À son art de conteuse, Jan Carson ajoute une grande clairvoyance psychologique, qui lui permet de décrire à l’os les mécanismes du traumatisme individuel et collectif. Autrefois convaincus d’assurer la sécurité et l’avenir de leur progéniture, les parents laissent échapper comme des torrents ces émotions qui les étranglent à chaque fois qu’un nouvel enfant rend l’âme. C’est le cas de Madame Leung, peu prompte habituellement à laisser transparaître ses sentiments. Après la mort de sa fille Amy, « elle se tait. Puis elle pleure. Furieusement. Bruyamment. Pendant près d’une heure », tandis que la mère d’Hannah tente de la réconforter. Au contraire, pour d’autres comme Rob Anderson qui a perdu son fils Lief, « le chagrin est si lourd qu’il ne parvient pas à s’en extraire ». Seule la boisson lui permet d’anesthésier temporairement sa souffrance.

HUIS CLOS

Dans cette atmosphère de huis clos, où la solidarité flirte avec la méfiance des uns et des autres, le prodige de Jan Carson est de nous rappeler à quel point l’Homme a du mal à accepter la part d’inexpliqué et surtout d’incontrôlable, face à un environnement qu’il croit maîtriser depuis des siècles. Le mal qui ravage les enfants est-il un virus, un empoisonnement ? Nul ne le sait. Les prières de la famille d’Hannah ne sont d’aucune utilité. Les questions tourbillonnent dans les esprits de chaque habitant et les réponses se font attendre, même après l’arrivée de Seán Donnelly, « un gestionnaire de crise » qui a « travaillé pour le monde entier, depuis les Gardaí de la police nationale jusqu’aux Nations-unies ».
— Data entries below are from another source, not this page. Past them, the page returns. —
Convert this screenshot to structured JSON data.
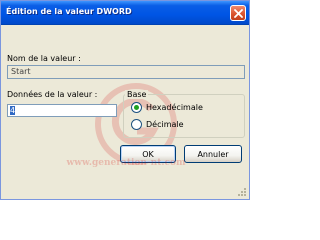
{
  "window": {
    "title": "Édition de la valeur DWORD",
    "accent": "#0055e5"
  },
  "value_name": {
    "label": "Nom de la valeur :",
    "value": "Start"
  },
  "value_data": {
    "label": "Données de la valeur :",
    "value": "4"
  },
  "base": {
    "legend": "Base",
    "options": [
      {
        "label": "Hexadécimale",
        "selected": true
      },
      {
        "label": "Décimale",
        "selected": false
      }
    ]
  },
  "buttons": {
    "ok": "OK",
    "cancel": "Annuler"
  },
  "watermark": {
    "text": "www.generation-nt.com",
    "color": "#d61414"
  }
}
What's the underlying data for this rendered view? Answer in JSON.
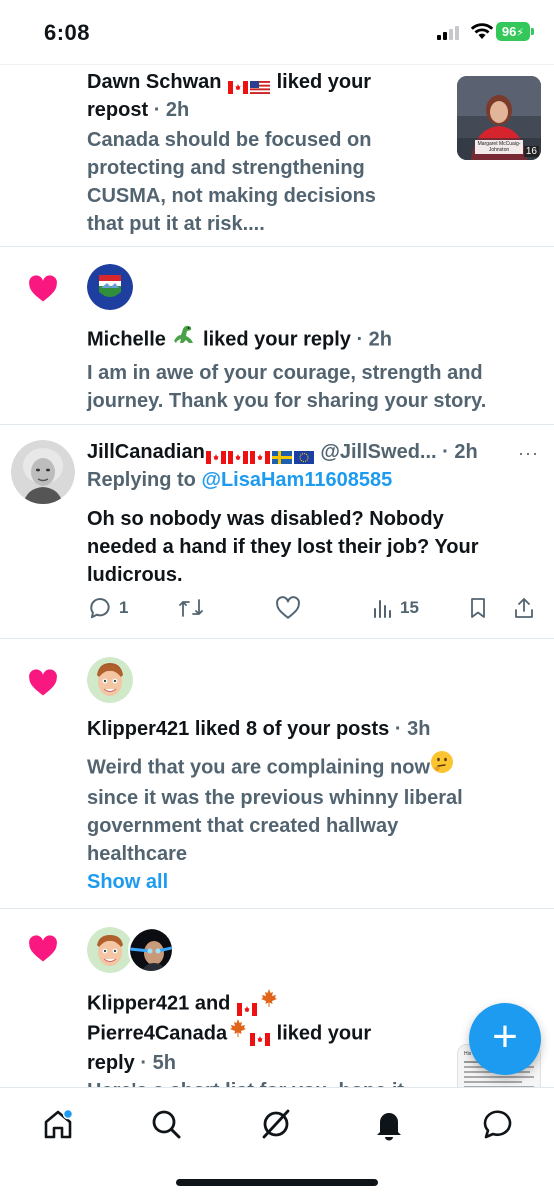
{
  "status": {
    "time": "6:08",
    "battery": "96"
  },
  "notifications": [
    {
      "head_name": "Dawn Schwan",
      "head_action": "liked your",
      "head_line2": "repost",
      "time": "· 2h",
      "body_lines": [
        "Canada should be focused on",
        "protecting and strengthening",
        "CUSMA, not making decisions",
        "that put it at risk...."
      ],
      "thumb_caption": "Margaret McCuaig-Johnston",
      "thumb_badge": "16"
    },
    {
      "head_name": "Michelle",
      "head_action": "liked your reply",
      "time": "· 2h",
      "body_lines": [
        "I am in awe of your courage, strength and",
        "journey. Thank you for sharing your story."
      ]
    },
    {
      "head_name": "Klipper421 liked 8 of your posts",
      "time": "· 3h",
      "body_lines": [
        "Weird that you are complaining now",
        "since it was the previous whinny liberal",
        "government that created hallway",
        "healthcare"
      ],
      "show_all": "Show all"
    },
    {
      "head_line1_name": "Klipper421 and",
      "head_line2_name": "Pierre4Canada",
      "head_line2_action": "liked your",
      "head_line3": "reply",
      "time": "· 5h",
      "body_partial": "Here's a short list for you, hope it",
      "thumb_title": "His record includes:"
    }
  ],
  "tweet": {
    "name": "JillCanadian",
    "handle": "@JillSwed...",
    "time": "· 2h",
    "more": "···",
    "replying_label": "Replying to",
    "replying_handle": "@LisaHam11608585",
    "text_lines": [
      "Oh so nobody was disabled? Nobody",
      "needed a hand if they lost their job? Your",
      "ludicrous."
    ],
    "replies": "1",
    "views": "15"
  },
  "fab_label": "+",
  "colors": {
    "accent": "#1d9bf0",
    "like": "#f91880",
    "secondary_text": "#536471"
  }
}
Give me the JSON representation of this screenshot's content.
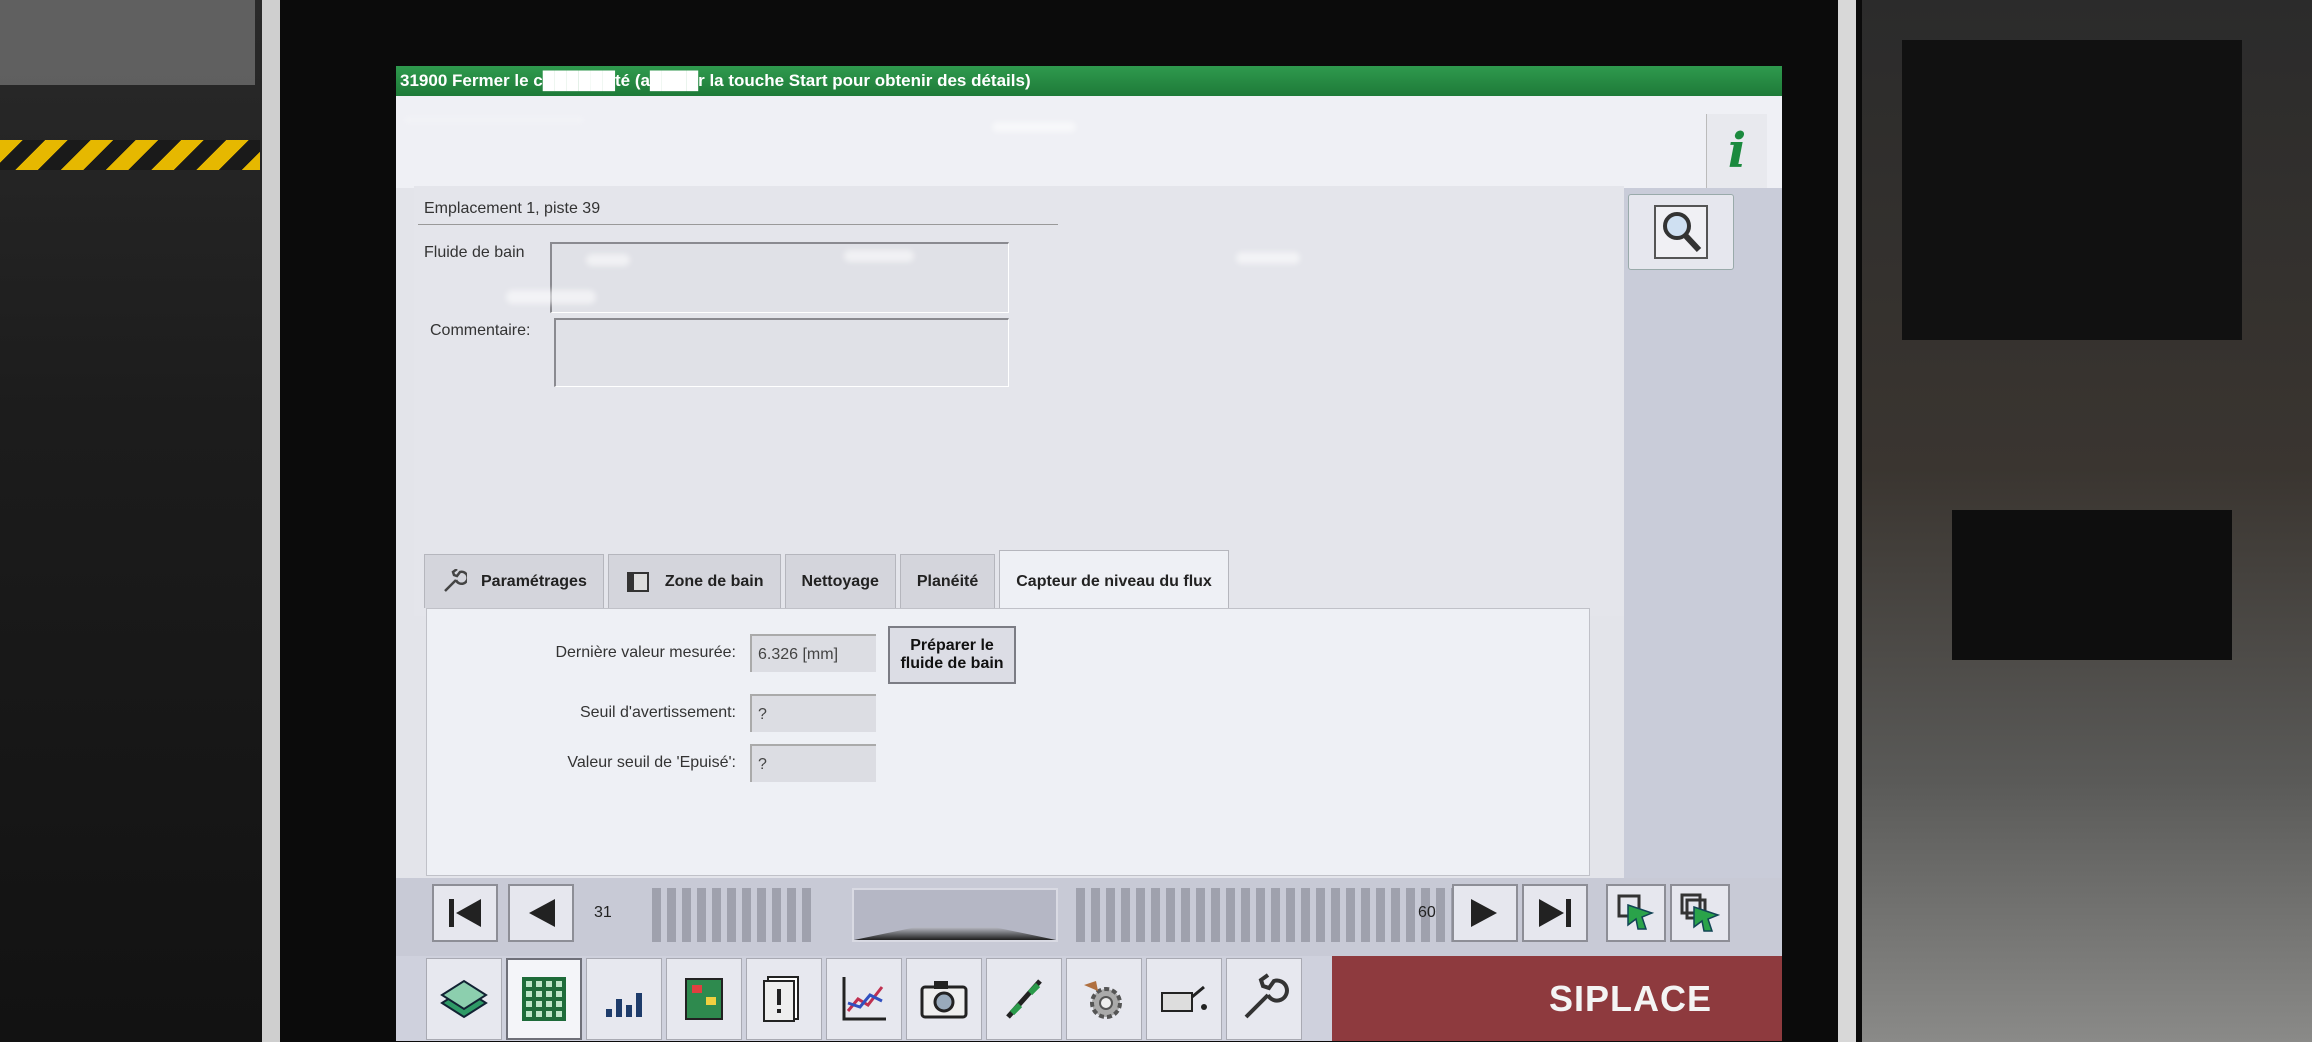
{
  "titlebar": {
    "text": "31900 Fermer le c██████té (a████r la touche Start pour obtenir des détails)"
  },
  "info_button": {
    "label": "i"
  },
  "detail": {
    "location": "Emplacement 1, piste 39",
    "bath_fluid_label": "Fluide de bain",
    "comment_label": "Commentaire:"
  },
  "tabs": [
    {
      "label": "Paramétrages"
    },
    {
      "label": "Zone de bain"
    },
    {
      "label": "Nettoyage"
    },
    {
      "label": "Planéité"
    },
    {
      "label": "Capteur de niveau du flux"
    }
  ],
  "sensor": {
    "last_value_label": "Dernière valeur mesurée:",
    "last_value": "6.326 [mm]",
    "warning_label": "Seuil d'avertissement:",
    "warning_value": "?",
    "empty_label": "Valeur seuil de 'Epuisé':",
    "empty_value": "?",
    "prepare_button": "Préparer le fluide de bain"
  },
  "navigation": {
    "page_start": "31",
    "page_end": "60"
  },
  "brand": {
    "name": "SIPLACE",
    "color": "#8e3a3e"
  },
  "colors": {
    "titlebar": "#1e7a38",
    "accent_green": "#1b8a3e"
  }
}
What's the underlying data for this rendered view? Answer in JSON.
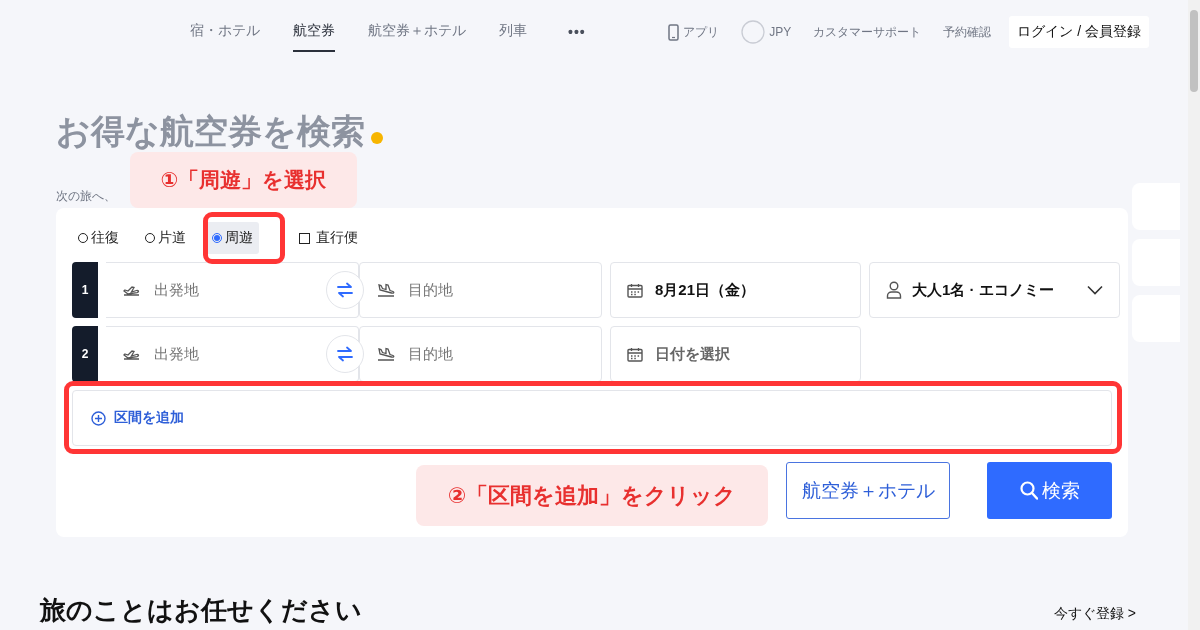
{
  "nav": {
    "tabs": [
      {
        "label": "宿・ホテル",
        "selected": false
      },
      {
        "label": "航空券",
        "selected": true
      },
      {
        "label": "航空券＋ホテル",
        "selected": false
      },
      {
        "label": "列車",
        "selected": false
      }
    ],
    "more": "•••",
    "links": [
      {
        "kind": "app",
        "label": "アプリ"
      },
      {
        "kind": "currency",
        "label": "JPY"
      },
      {
        "kind": "text",
        "label": "カスタマーサポート"
      },
      {
        "kind": "text",
        "label": "予約確認"
      }
    ],
    "login": "ログイン / 会員登録"
  },
  "hero": {
    "title": "お得な航空券を検索",
    "subtitle": "次の旅へ、"
  },
  "trip_types": [
    {
      "label": "往復",
      "selected": false
    },
    {
      "label": "片道",
      "selected": false
    },
    {
      "label": "周遊",
      "selected": true
    }
  ],
  "direct_flight": {
    "label": "直行便",
    "checked": false
  },
  "segments": [
    {
      "number": "1",
      "from_placeholder": "出発地",
      "to_placeholder": "目的地",
      "date": "8月21日（金）"
    },
    {
      "number": "2",
      "from_placeholder": "出発地",
      "to_placeholder": "目的地",
      "date_placeholder": "日付を選択"
    }
  ],
  "passengers": "大人1名 · エコノミー",
  "add_segment": "区間を追加",
  "buttons": [
    {
      "kind": "secondary",
      "label": "航空券＋ホテル"
    },
    {
      "kind": "primary",
      "label": "検索"
    }
  ],
  "annotations": [
    {
      "text": "①「周遊」を選択"
    },
    {
      "text": "②「区間を追加」をクリック"
    }
  ],
  "section": {
    "title": "旅のことはお任せください",
    "link": "今すぐ登録 >"
  }
}
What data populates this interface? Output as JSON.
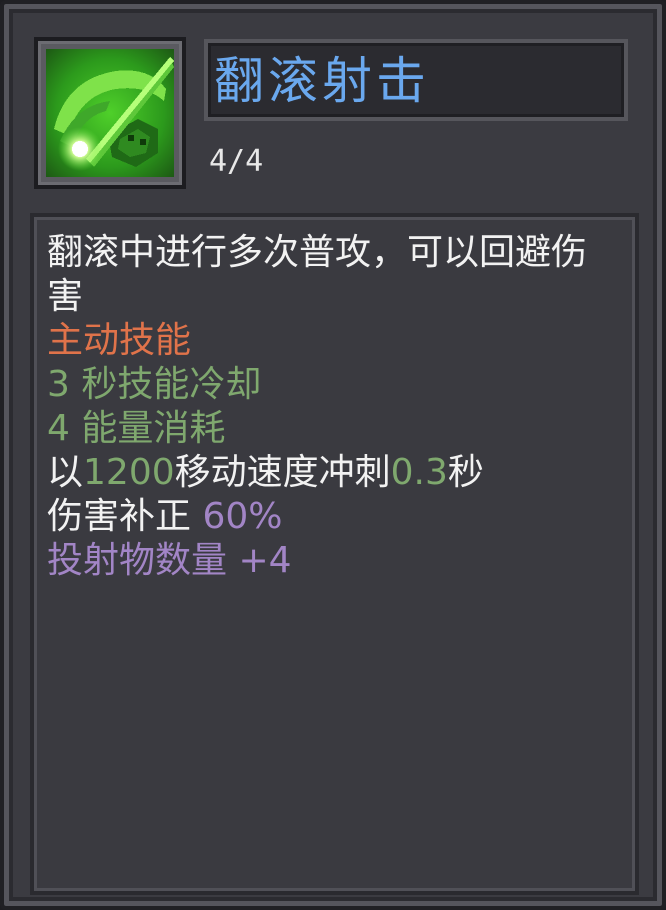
{
  "skill": {
    "name": "翻滚射击",
    "level": "4/4",
    "icon": "crossbow-dash-icon"
  },
  "description": {
    "text": "翻滚中进行多次普攻，可以回避伤害",
    "type": "主动技能",
    "cooldown": "3 秒技能冷却",
    "cost": "4 能量消耗",
    "dash_prefix": "以",
    "dash_speed": "1200",
    "dash_middle": "移动速度冲刺",
    "dash_duration": "0.3",
    "dash_suffix": "秒",
    "damage_label": "伤害补正",
    "damage_value": "60%",
    "projectile_label": "投射物数量",
    "projectile_value": "+4"
  },
  "colors": {
    "title": "#6aa8ee",
    "type": "#e0734a",
    "stat": "#7fa86e",
    "modifier": "#a285c6",
    "text": "#f2f2f2"
  }
}
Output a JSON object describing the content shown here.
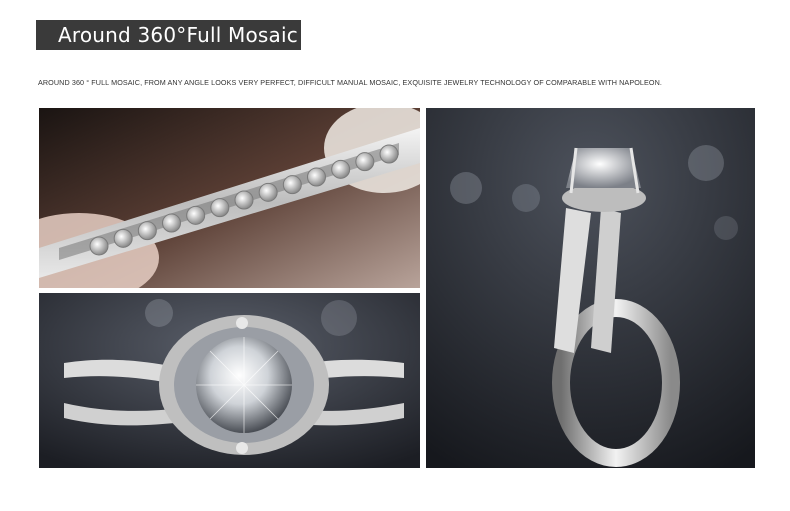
{
  "header": {
    "title": "Around 360°Full Mosaic",
    "subtitle": "AROUND 360 °   FULL MOSAIC, FROM ANY ANGLE LOOKS VERY PERFECT, DIFFICULT MANUAL MOSAIC, EXQUISITE JEWELRY TECHNOLOGY OF COMPARABLE WITH NAPOLEON."
  },
  "colors": {
    "banner_bg": "#3a3a3a",
    "banner_text": "#ffffff",
    "subtitle_text": "#333333",
    "photo_bg": "#2b2d33"
  },
  "images": [
    {
      "id": "photo-top-left",
      "content": "close-up of ring band with channel-set diamonds held by tweezers"
    },
    {
      "id": "photo-bottom-left",
      "content": "front view of ring with round center stone and pave halo"
    },
    {
      "id": "photo-right",
      "content": "side view of ring with split pave shank"
    }
  ]
}
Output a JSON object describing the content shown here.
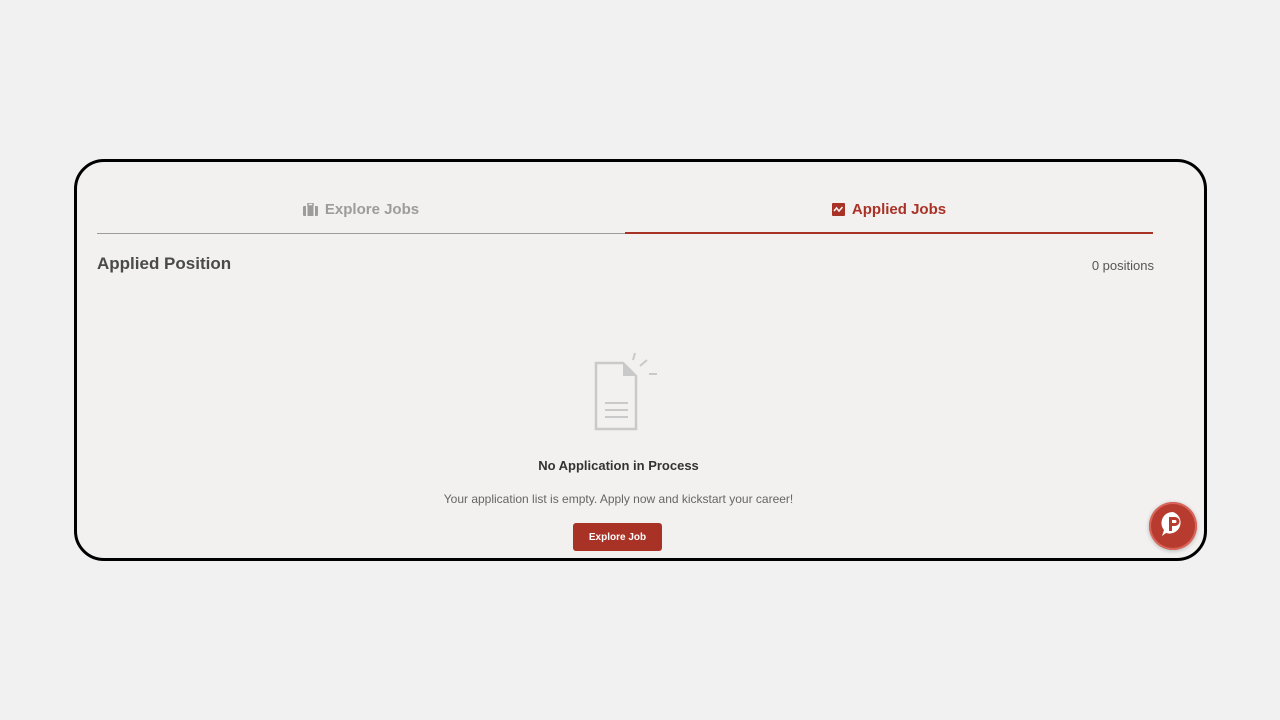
{
  "tabs": [
    {
      "label": "Explore Jobs",
      "icon": "briefcase-icon",
      "active": false
    },
    {
      "label": "Applied Jobs",
      "icon": "activity-chart-icon",
      "active": true
    }
  ],
  "section": {
    "title": "Applied Position",
    "count": "0 positions"
  },
  "empty_state": {
    "icon": "document-icon",
    "title": "No Application in Process",
    "description": "Your application list is empty. Apply now and kickstart your career!",
    "button_label": "Explore Job"
  },
  "chat_widget": {
    "icon": "chat-bubble-p-icon"
  },
  "colors": {
    "accent": "#a93226",
    "inactive": "#9c9c9c",
    "background": "#f2f1f0"
  }
}
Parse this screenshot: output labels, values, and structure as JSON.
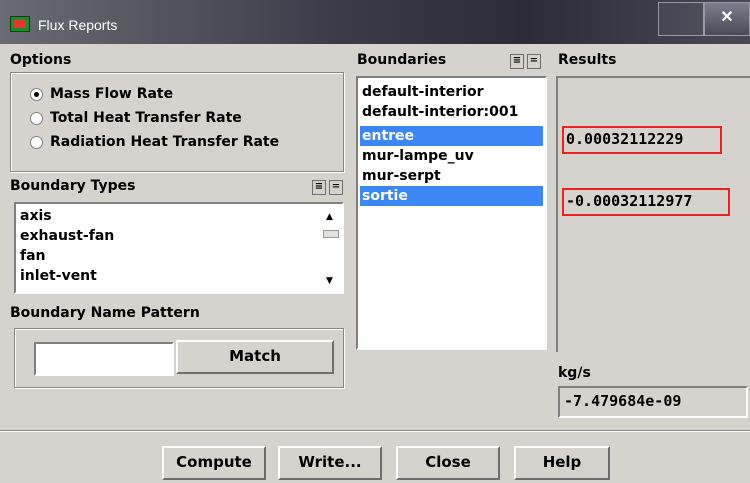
{
  "window": {
    "title": "Flux Reports"
  },
  "options": {
    "label": "Options",
    "items": [
      {
        "label": "Mass Flow Rate",
        "selected": true
      },
      {
        "label": "Total Heat Transfer Rate",
        "selected": false
      },
      {
        "label": "Radiation Heat Transfer Rate",
        "selected": false
      }
    ]
  },
  "boundary_types": {
    "label": "Boundary Types",
    "items": [
      "axis",
      "exhaust-fan",
      "fan",
      "inlet-vent"
    ]
  },
  "pattern": {
    "label": "Boundary Name Pattern",
    "input_value": "",
    "match_label": "Match"
  },
  "boundaries": {
    "label": "Boundaries",
    "items": [
      {
        "label": "default-interior",
        "selected": false
      },
      {
        "label": "default-interior:001",
        "selected": false
      },
      {
        "label": "entree",
        "selected": true
      },
      {
        "label": "mur-lampe_uv",
        "selected": false
      },
      {
        "label": "mur-serpt",
        "selected": false
      },
      {
        "label": "sortie",
        "selected": true
      }
    ]
  },
  "results": {
    "label": "Results",
    "values": [
      "0.00032112229",
      "-0.00032112977"
    ],
    "unit": "kg/s",
    "net": "-7.479684e-09",
    "highlight_color": "#e8231e"
  },
  "buttons": {
    "compute": "Compute",
    "write": "Write...",
    "close": "Close",
    "help": "Help"
  },
  "colors": {
    "selection": "#3d86f5",
    "panel": "#d6d3ce"
  }
}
Jusqu’au bout, Jan Carson tient ses lecteurs en haleine, les poussant à avancer sur un chemin caillouteux et brumeux. Tout comme les personnages du roman, ils finissent par s’en remettre en dernier ressort à la possibilité d’un miracle, à l’espoir qu’à la longue « tout ira mieux ». Comme si le fait de s’être incliné une fois, deux fois, trois fois face à la mort constituait une monnaie d’échange pour obtenir un sursis sur terre.